Geld ist kein Ding

Im Forum der Österreichischen Hochschülerschaft fand eine interessante Diskussion statt. Ich hatte dort auf meinen Artikel über den Vorschlag zur Entschuldung Österreichs verlinkt, um darüber mit den WirtschaftsstudentInnen zu diskutieren. Vermutlich bedingt durch die Ausbildung auf der WU kamen nur Standardantworten wie "Der Staat muss sparen", "Das führt zur Hyperinflation" oder "Die faulen Bürger haben über ihren Verhältnissen gelebt".
Ich versuchte, dahin vorzustoßen, wo meiner Meinung nach das Problem liegt, nämlich im Geldsystem. Die ganze Diskussion beruhte jedoch auch auf einem Missverständnis. Geld wird als Ding gesehen - was es nicht ist.

Dass Staatsschulden nichts mit dem Geldsystem zu tun hätten stimmt nämlich nur dann, wenn Geld ein Ding wäre. Geld ist jedoch kein Ding, kein Gegenstand.
Hier muss ausgeholt werden, denn was meine ich mit "Ding", oder "Gegenstand"? Was ist überhaupt ein Gegenstand? Selbstverständlich könnte man empiristisch sagen, Gegenstände werden nur durch unser Denken zu diesen. Denn es sind unsere Gedanken, die die Sinneseindrücke ordnen und das Chaos um uns herum in Dinge ordnet. So gesehen wäre Geld ein Gegenstand, denn wir nehmen es wahr und haben einen Begriff dafür. Die Unterscheidung zwischen Information und Gegenstand, die ich hier verwende, ist eine schwammige, das gebe ich zu. Es reicht jedoch, von intuitiven Bedeutungen auszugehen, um zu interessanten anderen Gedankengängen zu kommen, abseits von universitären, dogmatischen Standardantworten.

Etwas unterscheidet nämlich Geld von Gegenständen. Materialistisch gesprochen kann man eine Abwandlung des Prinzips der räumlichen Exklusion anwenden. Was bedeutet das? Physische Gegenstände zeichnen sich demnach dadurch aus, dass keine zwei Gegenstände zeitgleich am gleichen Ort sein können. Physische Gegenstände haben eine Einheit. Wenn ich einen Gegenstand besitze und ich borge ihn her, dann hat die andere Person den Gegenstand und ich habe ihn nicht mehr. So war es auch mit Goldstücken. Es ist dies der Gedanke des Warengeldes. Wenn ich dir einen Kredit gegeben habe, so habe ich dir mein Geldstück gegeben und hatte es selber nicht mehr. Wenn du kein guter Kreditnehmer warst, dann war das zu meinem Nachteil, weil ich dieses Goldstück nie mehr wieder bekam. So gesehen war Vertrauen wichtig für einen Kredit, was auch die etymologische Entwicklung des Wortes darlegt. Es schwingt auch hier eine moralische Komponente mit. Wenn man seinen Kredit nicht zurückzahlt, missbraucht man das Vertrauen des Kreditgebers, schadet ihm und wird deshalb moralisch geächtet.

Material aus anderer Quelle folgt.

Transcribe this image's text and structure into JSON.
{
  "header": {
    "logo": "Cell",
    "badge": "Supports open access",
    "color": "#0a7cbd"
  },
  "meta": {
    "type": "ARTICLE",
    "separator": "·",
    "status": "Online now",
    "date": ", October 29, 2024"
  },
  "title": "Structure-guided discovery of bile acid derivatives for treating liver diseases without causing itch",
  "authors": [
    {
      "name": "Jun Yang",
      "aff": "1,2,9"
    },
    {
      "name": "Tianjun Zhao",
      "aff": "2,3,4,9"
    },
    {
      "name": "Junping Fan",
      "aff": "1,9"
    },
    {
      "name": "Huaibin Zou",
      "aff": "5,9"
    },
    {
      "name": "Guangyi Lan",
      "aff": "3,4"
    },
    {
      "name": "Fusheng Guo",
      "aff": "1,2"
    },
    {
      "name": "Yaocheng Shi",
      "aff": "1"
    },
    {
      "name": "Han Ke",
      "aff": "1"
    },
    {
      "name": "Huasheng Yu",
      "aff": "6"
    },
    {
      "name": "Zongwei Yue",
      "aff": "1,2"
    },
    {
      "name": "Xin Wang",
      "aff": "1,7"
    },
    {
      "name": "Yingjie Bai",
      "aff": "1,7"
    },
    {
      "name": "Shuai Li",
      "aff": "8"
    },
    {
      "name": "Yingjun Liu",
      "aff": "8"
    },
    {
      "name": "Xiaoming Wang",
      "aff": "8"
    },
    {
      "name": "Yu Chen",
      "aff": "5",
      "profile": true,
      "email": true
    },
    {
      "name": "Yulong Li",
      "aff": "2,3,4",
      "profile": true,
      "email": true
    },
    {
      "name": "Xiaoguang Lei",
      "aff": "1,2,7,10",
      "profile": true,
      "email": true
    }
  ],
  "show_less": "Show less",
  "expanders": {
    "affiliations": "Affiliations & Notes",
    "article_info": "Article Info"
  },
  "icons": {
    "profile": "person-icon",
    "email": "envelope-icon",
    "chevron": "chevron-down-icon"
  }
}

Das Problem des heutigen Kreditgeldsystems ist, dass für dieses obiges Prinzip nicht zutrifft. Geld wird buchungstechnisch erzeugt, mittels Bilanzverlängerung. Es sind nur Zahlen in einem Computer. Es sind Informationen. Diese können auch aufgeschrieben werden, denn Papier ist bekanntlich geduldig. Das nennt man dann Banknote. Geld ist kein Ding, sondern eine Information, die einen Gegenstand simuliert. Ein Geldschein täuscht vor, dass Geld ein Ding ist, das knapp ist und weitergereicht werden muss. In Wirklichkeit ist er nur bedrucktes Papier.
Tatsächlich entsteht Geld gleichzeitig mit der Kreditvergabe, durch einen Klick mit der Computermaus. Es trifft nicht mehr zu, dass derjenige, der den Kredit vergibt, seinen Gegenstand hergibt und darauf verzichten muss. Es trifft auch nicht zu, dass jemand anderer auf diesen Gegenstand verzichten muss, damit ihn jemand verwenden kann.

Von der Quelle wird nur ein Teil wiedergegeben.